Les personnes ayant souffert de fatalité sont plus enclines à ressentir la souffrance des autres. Les Arméniens, un peuple qui a enchaîné les calamités tout au long de son histoire est en première position pour l’aide aux autres.
Nous nous apitoyons sur le fait que notre douleur n’a pas été universellement reconnue et nous faisons des comparaisons avec les Juifs, dont l’Holocauste n’est jamais mis en doute. Mais nous oublions un aspect qui fait la différence : partout où les Juifs émigrent, en particulier en Europe et aux États-Unis, ils donnent généreusement à leur propre peuple, ils dépassent également leurs frontières ethniques pour faire du bien aux autres. Aux États-Unis, ils participent à des activités civiques, contribuent et soutiennent les arts et font partie des conseils d’administration d’hôpitaux, d’universités, d’organismes et autres entités qui n’ont aucun lien avec leurs préoccupations ethniques spécifiques. Ces actions méritent plus de visibilité mais cette visibilité est soutenue par beaucoup de dons et d’activisme en dehors de leur sous-ensemble spécifique.

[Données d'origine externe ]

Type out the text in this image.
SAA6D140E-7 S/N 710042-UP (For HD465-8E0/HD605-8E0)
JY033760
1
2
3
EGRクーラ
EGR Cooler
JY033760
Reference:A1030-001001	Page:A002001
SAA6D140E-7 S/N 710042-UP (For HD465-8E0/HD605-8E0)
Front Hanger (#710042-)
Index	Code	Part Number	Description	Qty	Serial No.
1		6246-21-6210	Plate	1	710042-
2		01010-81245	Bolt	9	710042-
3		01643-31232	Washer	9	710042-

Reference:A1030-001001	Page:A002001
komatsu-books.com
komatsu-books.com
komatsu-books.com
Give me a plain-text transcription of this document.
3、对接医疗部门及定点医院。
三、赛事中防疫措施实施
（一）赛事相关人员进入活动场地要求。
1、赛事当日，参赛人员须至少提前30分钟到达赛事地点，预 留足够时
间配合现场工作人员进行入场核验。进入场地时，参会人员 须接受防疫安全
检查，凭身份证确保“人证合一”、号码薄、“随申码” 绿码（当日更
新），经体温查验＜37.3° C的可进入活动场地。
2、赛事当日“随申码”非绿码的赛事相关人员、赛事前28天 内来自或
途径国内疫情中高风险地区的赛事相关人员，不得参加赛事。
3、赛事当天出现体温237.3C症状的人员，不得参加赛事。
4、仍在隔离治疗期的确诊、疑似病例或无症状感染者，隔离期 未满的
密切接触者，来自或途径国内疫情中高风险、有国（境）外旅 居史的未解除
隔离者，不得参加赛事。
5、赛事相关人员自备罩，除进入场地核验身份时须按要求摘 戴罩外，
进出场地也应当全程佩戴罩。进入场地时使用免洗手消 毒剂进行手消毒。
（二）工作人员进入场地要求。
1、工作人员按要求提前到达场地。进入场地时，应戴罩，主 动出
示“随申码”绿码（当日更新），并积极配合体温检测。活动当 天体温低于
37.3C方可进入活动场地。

Les Arméniens contribuent, par contre, beaucoup moins aux problèmes de leur propre peuple, moins encore à d’autres causes, et ils s’attendent pourtant à obtenir une reconnaissance identique à celle des Juifs.
Si le téléthon annuel de l’Arménie est un baromètre des dons de charité, nous devrions avoir honte. Non seulement notre générosité collective est misérable mais chaque donateur a son lot de détracteurs qui le traite de drogué, et l’organisation comme étant une fraude. L’Arménie est sur le point de s’effondrer. Le pays est toujours en guerre bien qu’il y ait un cessez-le-feu sur papier. Très peu de monde suggère que la guerre devrait être gagnée dans un effort uni, avant de régler les querelles internes.
Mais il y a de bonnes nouvelles. 100 ans de misère et d’introversion plus tard, certaines personnes ont heureusement commencé à voir la lumière, à faire pour d’autres, tout ce que nous attendons des autres pour nous. Déplacer l’esprit de charité à un niveau supérieur et lui donner une portée universelle.
À cet égard, deux groupes phénoménaux viennent à l’esprit, celui de la Fondation Hrant Dink et l’Initiative humanitaire Aurora.
La Fondation Hrant Dink, fondée à la suite de l’assassinat, à Istanbul, en 2007 du fondateur du journal arménien Agos, Hrant Dink, a récemment reçu le Prix Chirac pour la prévention des conflits. Le président français Emmanuel Macron a participé à la cérémonie de remise des prix. La mission de la Fondation Chirac est de « soutenir les efforts de prévention des conflits, de dialogue entre les cultures et d’amélioration de la qualité de l’accès aux services de santé. »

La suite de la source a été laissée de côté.